Because of its importance, ships that transverse between the northern cities, Latin America, the Pacific Coast ports and the Far East make Jacksonville a regular port of call. It has 62 wharves and terminals providing more than 8 miles of vessel berthing space, and depths alongside most of them are at 30 feet or more at mean low water.
Aside from being a good port for vessels, Jacksonville has excellent facilities for air, rail and highway transportation to all sections of the country. By rail it is served by four large lines, each of which has direct connections with other railroad systems throughout the nation. It has the largest and busiest railroad terminal south of Washington, D.C.
Jacksonville’s municipal airport is served by an average of 34 commercial airliners each day. New York is six hours and Chicago less than eight hours away by air. Southbound planes connect with Pan-American Lines at Miami, providing rapid transportation to Latin American countries.
The nation’s largest railway express terminal is located in Jacksonville. It has 131,000 square feet of floor space of recent construction, with a capacity for 25 70-foot express cars. It handles more than 20,000 shipments per day all the year round.
Retail sales in the city during 1939 totaled $58,153,000 and wholesale dollar volume was $153,606,000. The figures for 1940 are expected to be many millions more.
From a financial point of view, Jacksonville is the banking stronghold of Florida. It has three large national banks and a Federal Reserve Bank branch. Each bank has strong correspondent banks in all important cities of the country. Two members of the New York Stock Exchange operate branch offices and boards here with direct wires to the trading centers of the nation.
The principal manufacturing and processing in Jacksonville are lumber and millwork, pulp and paperboard, naval stores, pine tar products, cigars, chemical products, glass bottles, shipyards, gypsum products, meat packers, warehouse and refrigeration plants, and citrus fruit farms. The world’s largest factory under one roof is here.
Jacksonville is best known today for the great part it now is playing and will play in the defense program.
Thirty miles to the south is the $27.5 milion Camp Blanding, one of the nation’s largest training camps. When finished it is expected to house 65,000 men. The monthly payroll for both civilians and soldiers now numbers $3 million, most of which finds its way into the large metropolis of Jacksonville. The workers and soldiers have achieved an excellent reputation for keeping the greenbacks in circulation.
Not to be outdone, the Navy is completing on the outskirts of the city the largest airbase and training station under the Stars and Stripes. More than $25 million has already been spent in the construction of this magnificent air fortress. The civilian and service payroll at this base will soon amount to $1 million a month. When finished, it will have facilities for 20,000 men.
Weekday mornings and evenings, the traffic congestion is terrific in Jacksonville.
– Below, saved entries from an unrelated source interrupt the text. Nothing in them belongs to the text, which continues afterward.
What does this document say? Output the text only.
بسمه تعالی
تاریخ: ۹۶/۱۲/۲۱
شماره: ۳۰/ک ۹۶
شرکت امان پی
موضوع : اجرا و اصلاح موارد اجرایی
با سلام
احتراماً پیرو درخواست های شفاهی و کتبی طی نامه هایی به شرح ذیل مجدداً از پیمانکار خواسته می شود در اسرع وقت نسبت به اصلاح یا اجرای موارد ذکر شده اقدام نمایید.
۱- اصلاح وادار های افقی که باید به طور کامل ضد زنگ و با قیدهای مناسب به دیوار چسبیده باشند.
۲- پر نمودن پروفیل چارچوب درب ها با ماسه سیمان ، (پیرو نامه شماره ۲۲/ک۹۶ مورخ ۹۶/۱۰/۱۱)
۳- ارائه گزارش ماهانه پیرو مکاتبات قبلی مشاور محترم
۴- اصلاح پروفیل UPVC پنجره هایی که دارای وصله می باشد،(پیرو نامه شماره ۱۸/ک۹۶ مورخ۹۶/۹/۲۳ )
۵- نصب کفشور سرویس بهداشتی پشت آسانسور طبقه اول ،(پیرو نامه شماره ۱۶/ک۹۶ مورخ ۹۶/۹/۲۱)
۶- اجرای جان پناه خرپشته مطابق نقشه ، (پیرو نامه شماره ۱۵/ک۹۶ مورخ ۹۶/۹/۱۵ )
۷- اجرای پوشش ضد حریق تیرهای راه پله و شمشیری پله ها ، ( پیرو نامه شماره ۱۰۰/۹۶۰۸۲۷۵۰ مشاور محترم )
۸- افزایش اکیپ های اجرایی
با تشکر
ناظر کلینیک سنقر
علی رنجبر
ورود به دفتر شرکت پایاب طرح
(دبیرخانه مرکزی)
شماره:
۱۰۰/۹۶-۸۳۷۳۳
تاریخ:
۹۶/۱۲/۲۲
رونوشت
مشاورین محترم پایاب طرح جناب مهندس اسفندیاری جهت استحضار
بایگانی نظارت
The city has not been able to keep up with the large influx of people, for many of the streets are too narrow for the number of cars using them.
The housing and hotel facilities have also fallen behind the city’s rapid population growth. Over weekends there is not a room to be had in the hotels or rooming houses. Saturday nights, the downtown area reminds one very much of Times Square. All the theatres are jammed, and it’s almost impossible to find a place to park.
The future outlook for Jacksonville is very impressive. The fact that industries are migrating toward the South is well exemplified by the great increase in the number of factories and business firms located here.
Plans are now being completed by which a group of northern bankers will invest many millions of dollars for a large shipbuilding program in Jacksonville. This city is to play an important part in the “bridge of ships” across the Atlantic, especially since the Red Sea has been reopened.
As one now gazes in the distance, he can see the sun in a beautiful array of colors setting against Jacksonville’s skyline, which brings us to the end of our journey to this magnificent Southern city. That ringing sound you hear is a Southern belle calling me.
Au revoir you-all.
The memorial service for Marvin Edwards was Feb. 16.